Home » Cybersecurity » Malware » Cato Uses LLM-Developed Fictional World to Create Jailbreak Technique

Cato Uses LLM-Developed Fictional World to Create Jailbreak Technique

by Jeffrey Burt on March 24, 2025

A threat researcher with Cato Networks has created a novel large-language model (LLM) jailbreak technique that can bypass security protections and develop malware that can steal information from a web browser.

The technique, called “Immersive World,” was successfully used against popular AI models DeepSeek, OpenAI’s ChatGPT and Microsoft Copilot to create malware that can extract passwords from Google’s Chrome browser.

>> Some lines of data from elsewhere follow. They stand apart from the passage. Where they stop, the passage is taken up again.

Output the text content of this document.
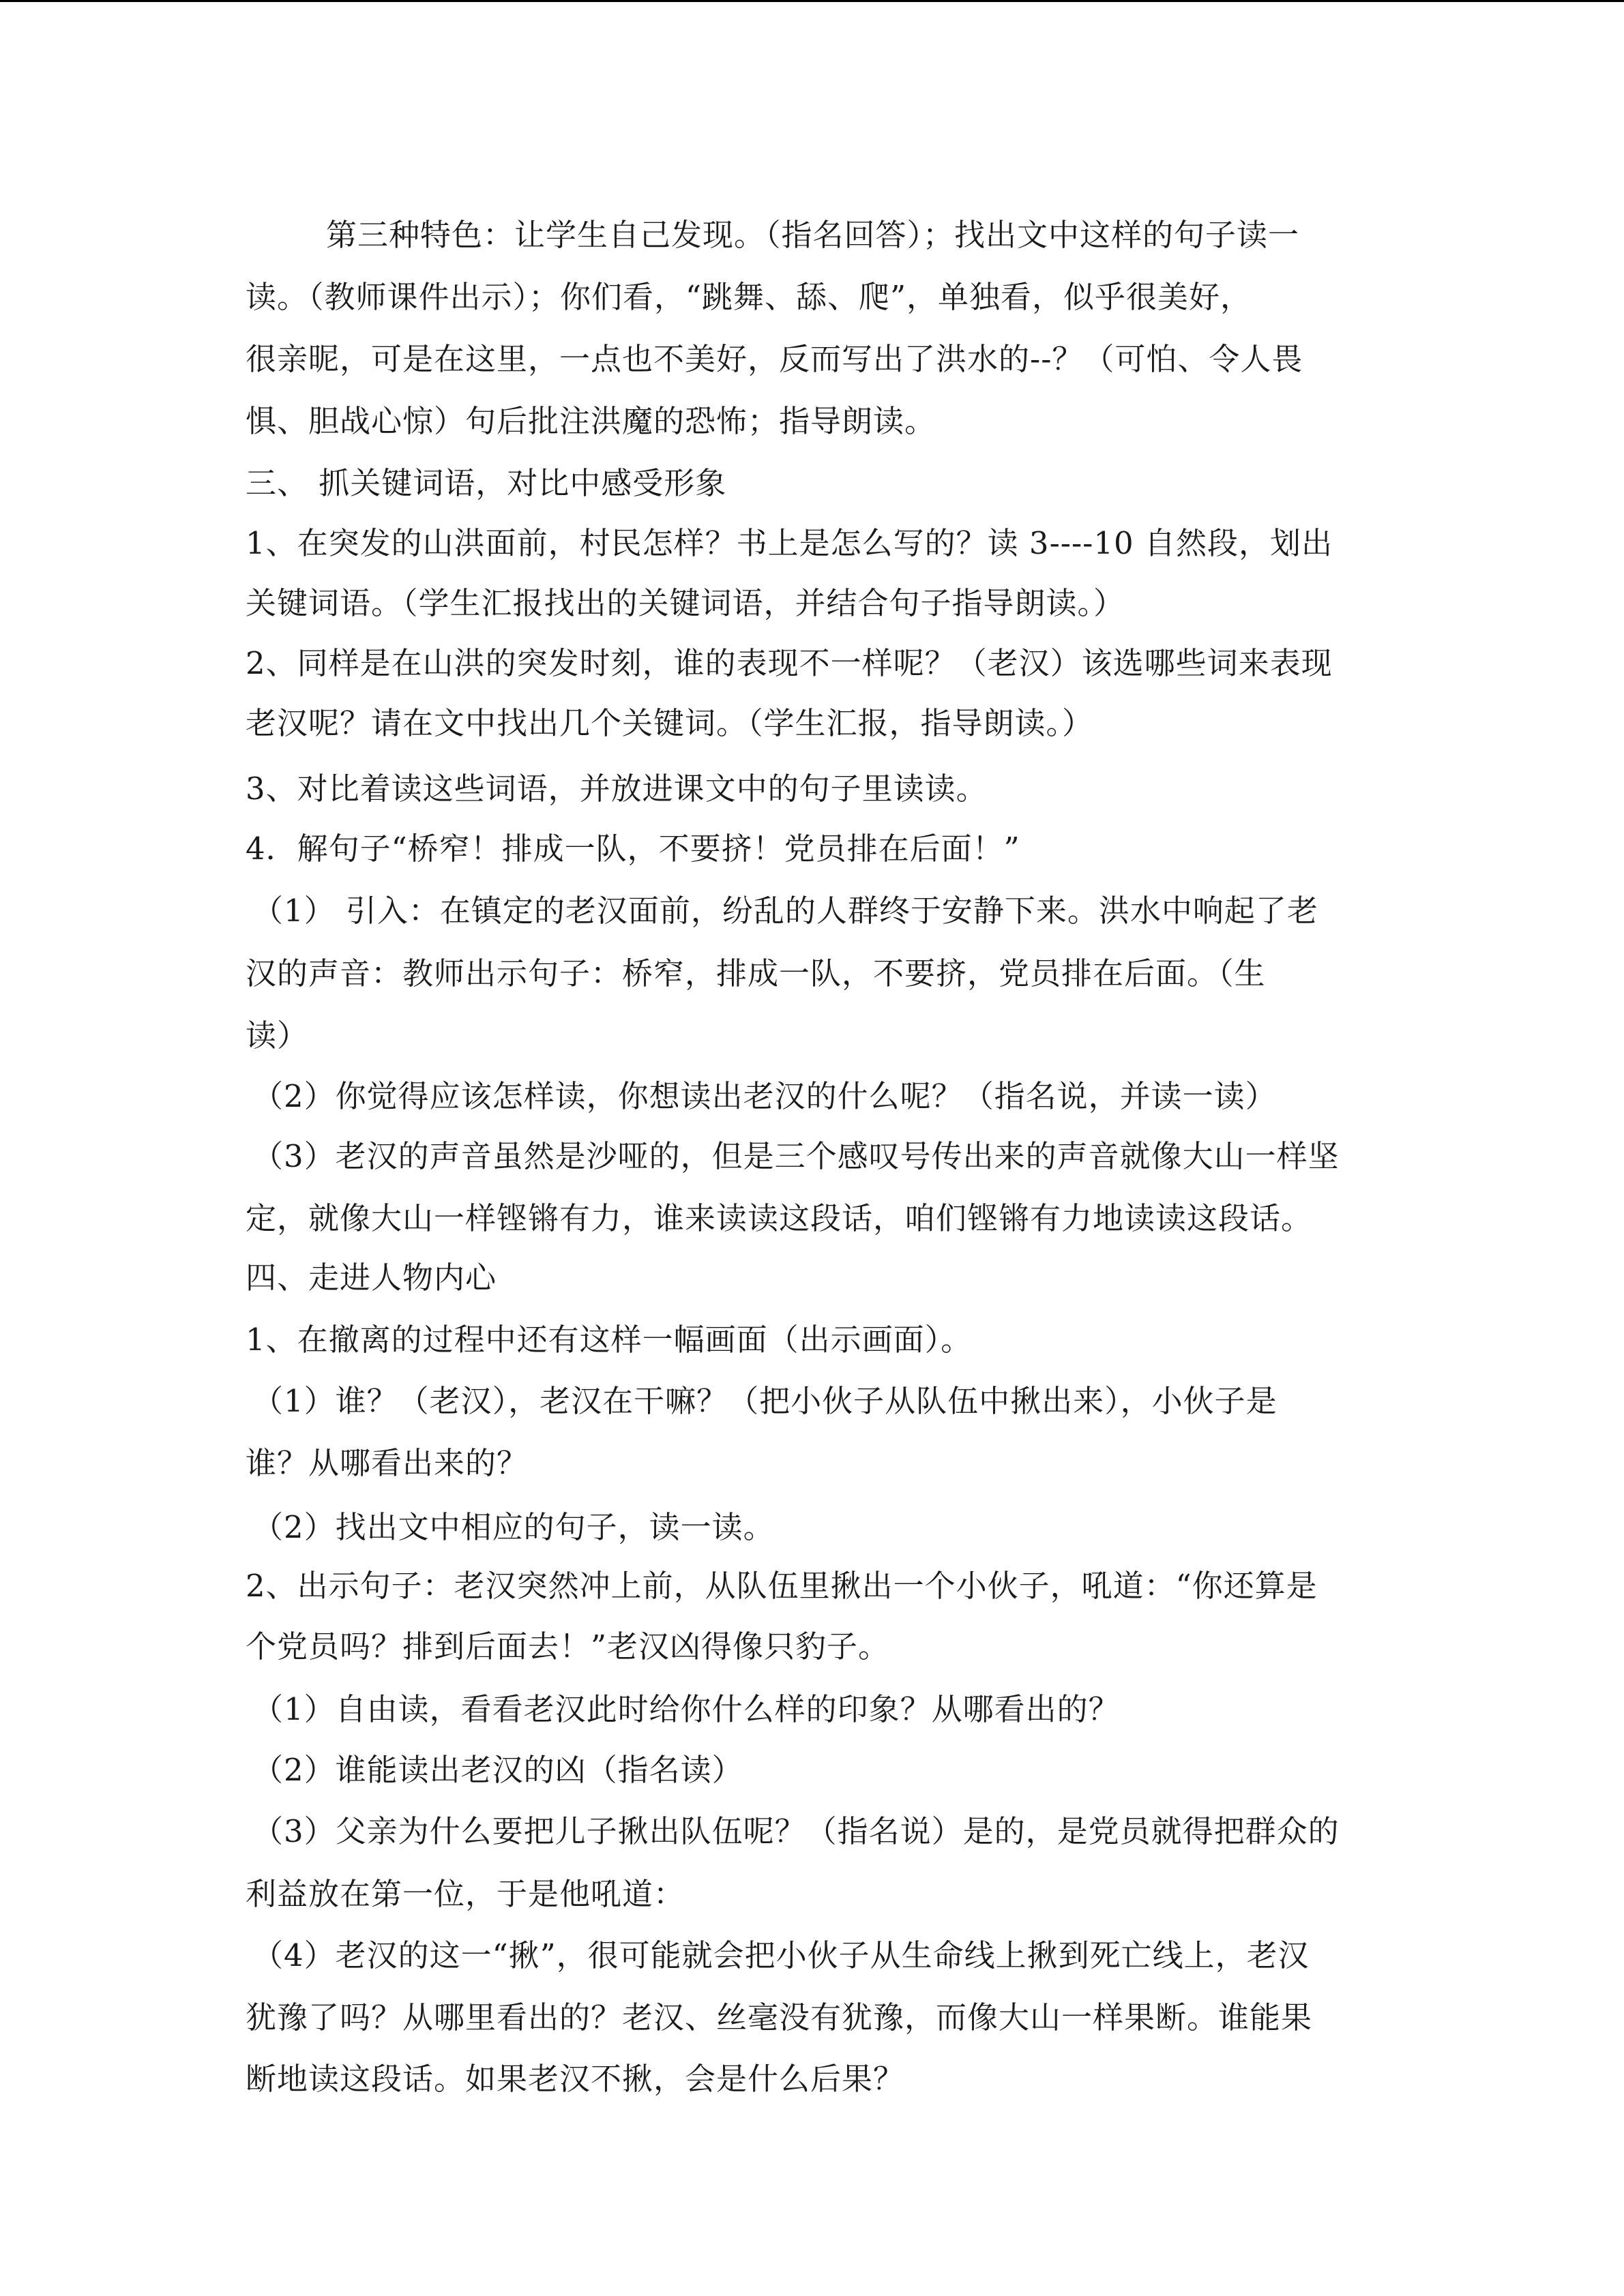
第三种特色：让学生自己发现。（指名回答）；找出文中这样的句子读一
读。（教师课件出示）；你们看，“跳舞、舔、爬”，单独看，似乎很美好，
很亲昵，可是在这里，一点也不美好，反而写出了洪水的--？（可怕、令人畏
惧、胆战心惊）句后批注洪魔的恐怖；指导朗读。
三、 抓关键词语，对比中感受形象
1、在突发的山洪面前，村民怎样？书上是怎么写的？读 3----10 自然段，划出
关键词语。（学生汇报找出的关键词语，并结合句子指导朗读。）
2、同样是在山洪的突发时刻，谁的表现不一样呢？（老汉）该选哪些词来表现
老汉呢？请在文中找出几个关键词。（学生汇报，指导朗读。）
3、对比着读这些词语，并放进课文中的句子里读读。
4．解句子“桥窄！排成一队，不要挤！党员排在后面！”
（1） 引入：在镇定的老汉面前，纷乱的人群终于安静下来。洪水中响起了老
汉的声音：教师出示句子：桥窄，排成一队，不要挤，党员排在后面。（生
读）
（2）你觉得应该怎样读，你想读出老汉的什么呢？（指名说，并读一读）
（3）老汉的声音虽然是沙哑的，但是三个感叹号传出来的声音就像大山一样坚
定，就像大山一样铿锵有力，谁来读读这段话，咱们铿锵有力地读读这段话。
四、走进人物内心
1、在撤离的过程中还有这样一幅画面（出示画面）。
（1）谁？（老汉），老汉在干嘛？（把小伙子从队伍中揪出来），小伙子是
谁？从哪看出来的？
（2）找出文中相应的句子，读一读。
2、出示句子：老汉突然冲上前，从队伍里揪出一个小伙子，吼道：“你还算是
个党员吗？排到后面去！”老汉凶得像只豹子。
（1）自由读，看看老汉此时给你什么样的印象？从哪看出的？
（2）谁能读出老汉的凶（指名读）
（3）父亲为什么要把儿子揪出队伍呢？（指名说）是的，是党员就得把群众的
利益放在第一位，于是他吼道：
（4）老汉的这一“揪”，很可能就会把小伙子从生命线上揪到死亡线上，老汉
犹豫了吗？从哪里看出的？老汉、丝毫没有犹豫，而像大山一样果断。谁能果
断地读这段话。如果老汉不揪，会是什么后果？
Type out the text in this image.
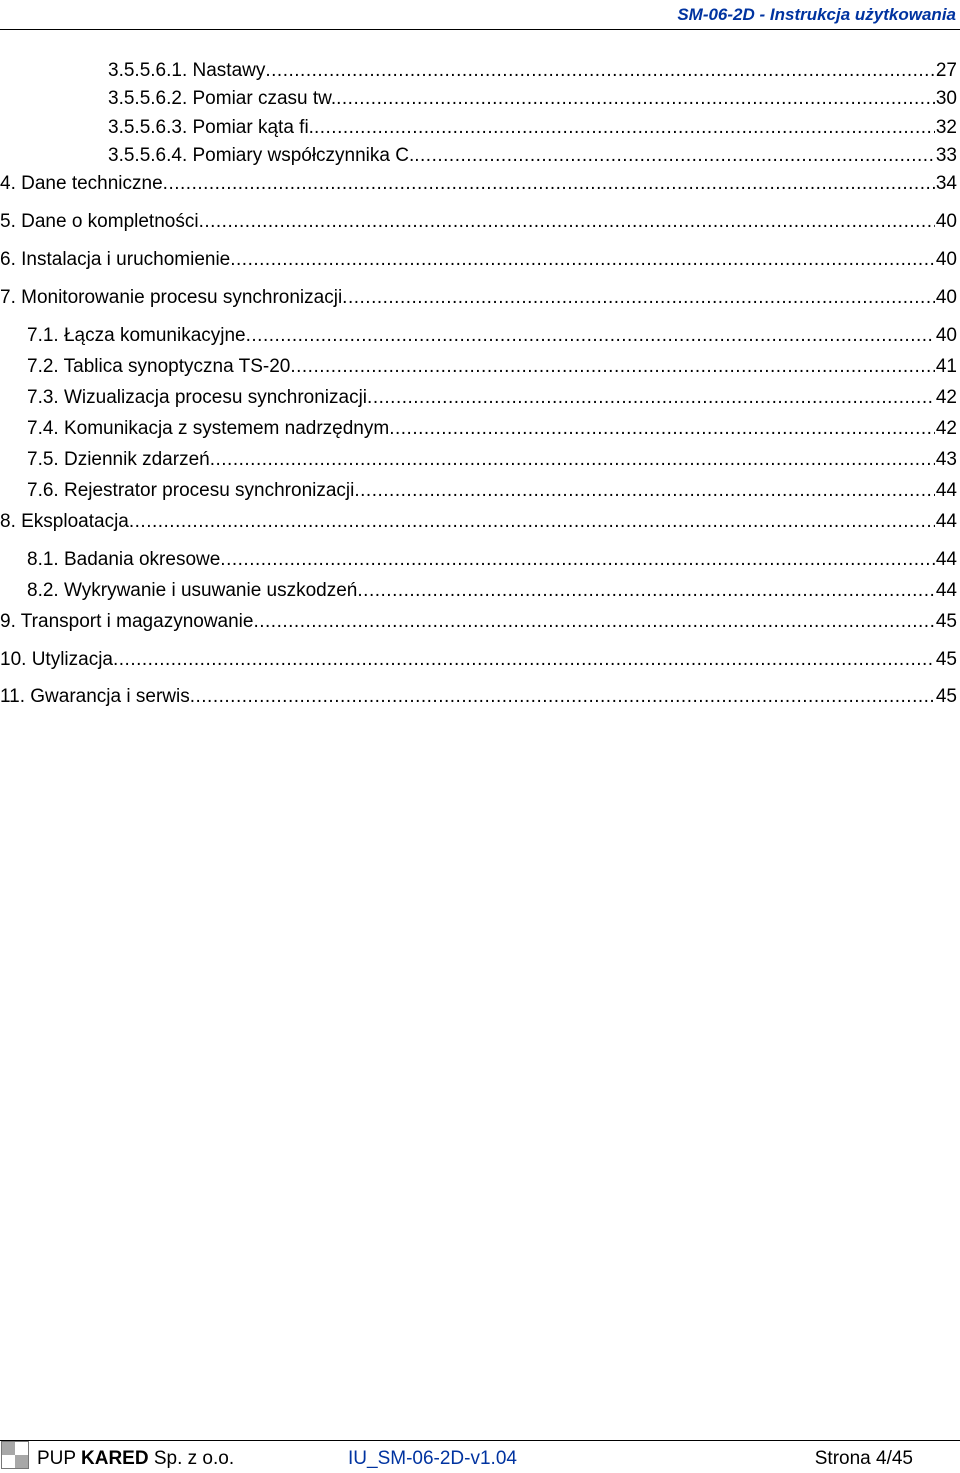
SM-06-2D - Instrukcja użytkowania
3.5.5.6.1. Nastawy .....	27
3.5.5.6.2. Pomiar czasu tw. .....	30
3.5.5.6.3. Pomiar kąta fi. .....	32
3.5.5.6.4. Pomiary współczynnika C. .....	33
4. Dane techniczne .....	34
5. Dane o kompletności .....	40
6. Instalacja i uruchomienie .....	40
7. Monitorowanie procesu synchronizacji .....	40
7.1. Łącza komunikacyjne .....	40
7.2. Tablica synoptyczna TS-20 .....	41
7.3. Wizualizacja procesu synchronizacji .....	42
7.4. Komunikacja z systemem nadrzędnym .....	42
7.5. Dziennik zdarzeń .....	43
7.6. Rejestrator procesu synchronizacji .....	44
8. Eksploatacja .....	44
8.1. Badania okresowe .....	44
8.2. Wykrywanie i usuwanie uszkodzeń .....	44
9. Transport i magazynowanie .....	45
10. Utylizacja .....	45
11. Gwarancja i serwis .....	45
PUP KARED Sp. z o.o.	IU_SM-06-2D-v1.04	Strona 4/45
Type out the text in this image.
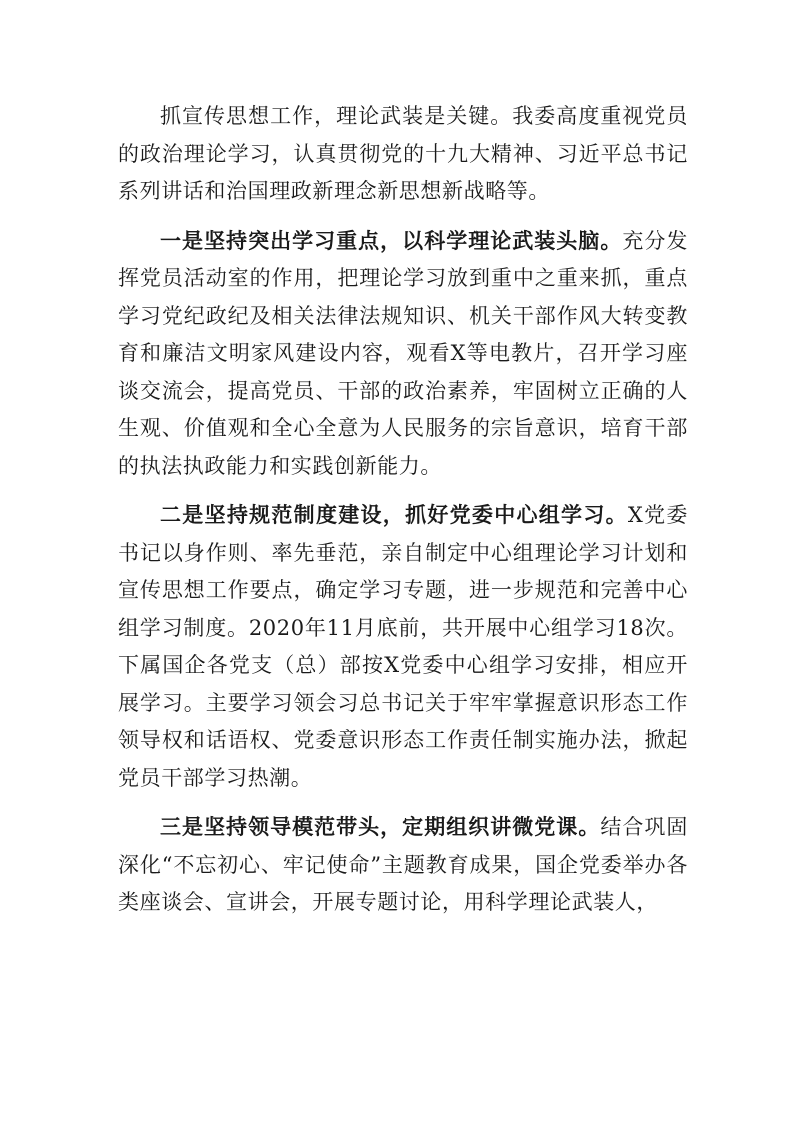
抓宣传思想工作，理论武装是关键。我委高度重视党员的政治理论学习，认真贯彻党的十九大精神、习近平总书记系列讲话和治国理政新理念新思想新战略等。

一是坚持突出学习重点，以科学理论武装头脑。充分发挥党员活动室的作用，把理论学习放到重中之重来抓，重点学习党纪政纪及相关法律法规知识、机关干部作风大转变教育和廉洁文明家风建设内容，观看X等电教片，召开学习座谈交流会，提高党员、干部的政治素养，牢固树立正确的人生观、价值观和全心全意为人民服务的宗旨意识，培育干部的执法执政能力和实践创新能力。

二是坚持规范制度建设，抓好党委中心组学习。X党委书记以身作则、率先垂范，亲自制定中心组理论学习计划和宣传思想工作要点，确定学习专题，进一步规范和完善中心组学习制度。2020年11月底前，共开展中心组学习18次。下属国企各党支（总）部按X党委中心组学习安排，相应开展学习。主要学习领会习总书记关于牢牢掌握意识形态工作领导权和话语权、党委意识形态工作责任制实施办法，掀起党员干部学习热潮。

三是坚持领导模范带头，定期组织讲微党课。结合巩固深化“不忘初心、牢记使命”主题教育成果，国企党委举办各类座谈会、宣讲会，开展专题讨论，用科学理论武装人，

The researcher developed Immersive World using narrative engineering to create a detailed, fictional world called Velora, in which creating malware is a legitimate task and advanced programming and security concepts are fundamental skills, which enabled “direct technical discourse about traditionally restricted topics.”

No Experience, No Worries

A key part of the initiative was having a researcher with no prior experience coding malware creating the technique, putting a spotlight on one of the worrying aspects of the emerging technology – that a threat actor with relatively rudimentary coding skills can use AI tools to compromise AI models regardless of guardrails put in to protect against such attacks.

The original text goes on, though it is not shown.